For years, it had been alleged that Ghislaine Maxwell — disgraced late financier Jeffrey Epstein's former partner — had helped him recruit young girls to traffic and sexually abuse. This summer, she finally faced consequences when she was arrested by the FBI in connection with her participation in Epstein’s operation. She was charged with “transporting a minor for the purposes of criminal sexual activity,” “conspiring to entice minors to travel to engage in illegal sex acts,” and perjury regarding statements she made in court in 2016.
But the moments leading up to Maxwell's arrest were the makings of a future Netflix series. Following Epstein’s arrest and subsequent death in 2019, Maxwell, a British socialite, spent nearly the next year in hiding until she herself was arrested. She was apprehended at her property in Bradford, New Hampshire, which she purchased last December, and apparently had tried to avoid being found by wrapping her cell phone in tin foil. She also reportedly tried to escape out a window when police showed up to her house.
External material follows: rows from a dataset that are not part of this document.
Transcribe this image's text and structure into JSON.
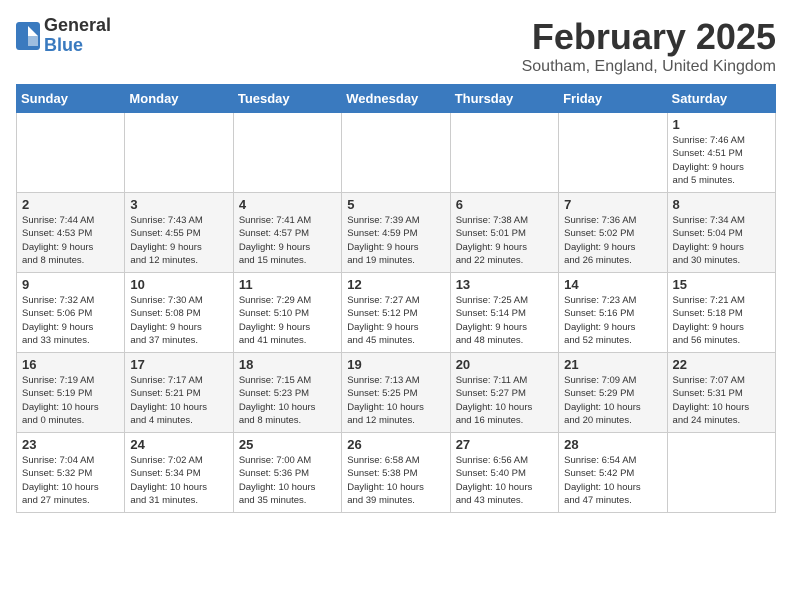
{
  "header": {
    "logo_general": "General",
    "logo_blue": "Blue",
    "title": "February 2025",
    "subtitle": "Southam, England, United Kingdom"
  },
  "weekdays": [
    "Sunday",
    "Monday",
    "Tuesday",
    "Wednesday",
    "Thursday",
    "Friday",
    "Saturday"
  ],
  "weeks": [
    [
      {
        "day": "",
        "info": ""
      },
      {
        "day": "",
        "info": ""
      },
      {
        "day": "",
        "info": ""
      },
      {
        "day": "",
        "info": ""
      },
      {
        "day": "",
        "info": ""
      },
      {
        "day": "",
        "info": ""
      },
      {
        "day": "1",
        "info": "Sunrise: 7:46 AM\nSunset: 4:51 PM\nDaylight: 9 hours\nand 5 minutes."
      }
    ],
    [
      {
        "day": "2",
        "info": "Sunrise: 7:44 AM\nSunset: 4:53 PM\nDaylight: 9 hours\nand 8 minutes."
      },
      {
        "day": "3",
        "info": "Sunrise: 7:43 AM\nSunset: 4:55 PM\nDaylight: 9 hours\nand 12 minutes."
      },
      {
        "day": "4",
        "info": "Sunrise: 7:41 AM\nSunset: 4:57 PM\nDaylight: 9 hours\nand 15 minutes."
      },
      {
        "day": "5",
        "info": "Sunrise: 7:39 AM\nSunset: 4:59 PM\nDaylight: 9 hours\nand 19 minutes."
      },
      {
        "day": "6",
        "info": "Sunrise: 7:38 AM\nSunset: 5:01 PM\nDaylight: 9 hours\nand 22 minutes."
      },
      {
        "day": "7",
        "info": "Sunrise: 7:36 AM\nSunset: 5:02 PM\nDaylight: 9 hours\nand 26 minutes."
      },
      {
        "day": "8",
        "info": "Sunrise: 7:34 AM\nSunset: 5:04 PM\nDaylight: 9 hours\nand 30 minutes."
      }
    ],
    [
      {
        "day": "9",
        "info": "Sunrise: 7:32 AM\nSunset: 5:06 PM\nDaylight: 9 hours\nand 33 minutes."
      },
      {
        "day": "10",
        "info": "Sunrise: 7:30 AM\nSunset: 5:08 PM\nDaylight: 9 hours\nand 37 minutes."
      },
      {
        "day": "11",
        "info": "Sunrise: 7:29 AM\nSunset: 5:10 PM\nDaylight: 9 hours\nand 41 minutes."
      },
      {
        "day": "12",
        "info": "Sunrise: 7:27 AM\nSunset: 5:12 PM\nDaylight: 9 hours\nand 45 minutes."
      },
      {
        "day": "13",
        "info": "Sunrise: 7:25 AM\nSunset: 5:14 PM\nDaylight: 9 hours\nand 48 minutes."
      },
      {
        "day": "14",
        "info": "Sunrise: 7:23 AM\nSunset: 5:16 PM\nDaylight: 9 hours\nand 52 minutes."
      },
      {
        "day": "15",
        "info": "Sunrise: 7:21 AM\nSunset: 5:18 PM\nDaylight: 9 hours\nand 56 minutes."
      }
    ],
    [
      {
        "day": "16",
        "info": "Sunrise: 7:19 AM\nSunset: 5:19 PM\nDaylight: 10 hours\nand 0 minutes."
      },
      {
        "day": "17",
        "info": "Sunrise: 7:17 AM\nSunset: 5:21 PM\nDaylight: 10 hours\nand 4 minutes."
      },
      {
        "day": "18",
        "info": "Sunrise: 7:15 AM\nSunset: 5:23 PM\nDaylight: 10 hours\nand 8 minutes."
      },
      {
        "day": "19",
        "info": "Sunrise: 7:13 AM\nSunset: 5:25 PM\nDaylight: 10 hours\nand 12 minutes."
      },
      {
        "day": "20",
        "info": "Sunrise: 7:11 AM\nSunset: 5:27 PM\nDaylight: 10 hours\nand 16 minutes."
      },
      {
        "day": "21",
        "info": "Sunrise: 7:09 AM\nSunset: 5:29 PM\nDaylight: 10 hours\nand 20 minutes."
      },
      {
        "day": "22",
        "info": "Sunrise: 7:07 AM\nSunset: 5:31 PM\nDaylight: 10 hours\nand 24 minutes."
      }
    ],
    [
      {
        "day": "23",
        "info": "Sunrise: 7:04 AM\nSunset: 5:32 PM\nDaylight: 10 hours\nand 27 minutes."
      },
      {
        "day": "24",
        "info": "Sunrise: 7:02 AM\nSunset: 5:34 PM\nDaylight: 10 hours\nand 31 minutes."
      },
      {
        "day": "25",
        "info": "Sunrise: 7:00 AM\nSunset: 5:36 PM\nDaylight: 10 hours\nand 35 minutes."
      },
      {
        "day": "26",
        "info": "Sunrise: 6:58 AM\nSunset: 5:38 PM\nDaylight: 10 hours\nand 39 minutes."
      },
      {
        "day": "27",
        "info": "Sunrise: 6:56 AM\nSunset: 5:40 PM\nDaylight: 10 hours\nand 43 minutes."
      },
      {
        "day": "28",
        "info": "Sunrise: 6:54 AM\nSunset: 5:42 PM\nDaylight: 10 hours\nand 47 minutes."
      },
      {
        "day": "",
        "info": ""
      }
    ]
  ]
}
Joe Exotic & Carole Baskin
The Tiger King series on Netflix took the country by storm in the beginning months of the pandemic, with people both horrified and enthralled by the story of G.W. Zoo owner Joe Exotic (neé Joe Maldonado), the merry band of weirdos who worked for him, and his obsessive rivalry with big cat rescuer Carole Baskin who may or may not have killed her long-missing husband. But Joe Exotic’s story took a turn for the not-so-harmless when the extent of his animal abuse was revealed and he ended up going to prison for a murder-for-hire plot in an attempt to have Baskin killed.
While in prison, Maldonado has had a change of heart regarding keeping animals in captivity, after spending most of his hours behind bars. He has also asked President Trump to pardon him. Word’s still out on whether the president returned his letter.
One thing 2020 did bring was the long-awaited reckoning of Harvey Weinstein, the Hollywood mogul with a history of sexual assault allegations as long as a CVS receipt. In March, a New York judge sentenced Weinstein to 23 years in prison for raping Jessica Mann in 2013 and performing forcible oral sex on Miriam Haley in 2006. In April, shortly after he started serving his New York sentence, he faced a new sexual assault charge in California for an incident that occurred in 2010.
While in prison, Weinstein contracted the coronavirus — twice, apparently — and his health has reportedly taken a turn for the worse. It's the ultimate fall from grace for the man who once ran Hollywood, but 2020 spared no one.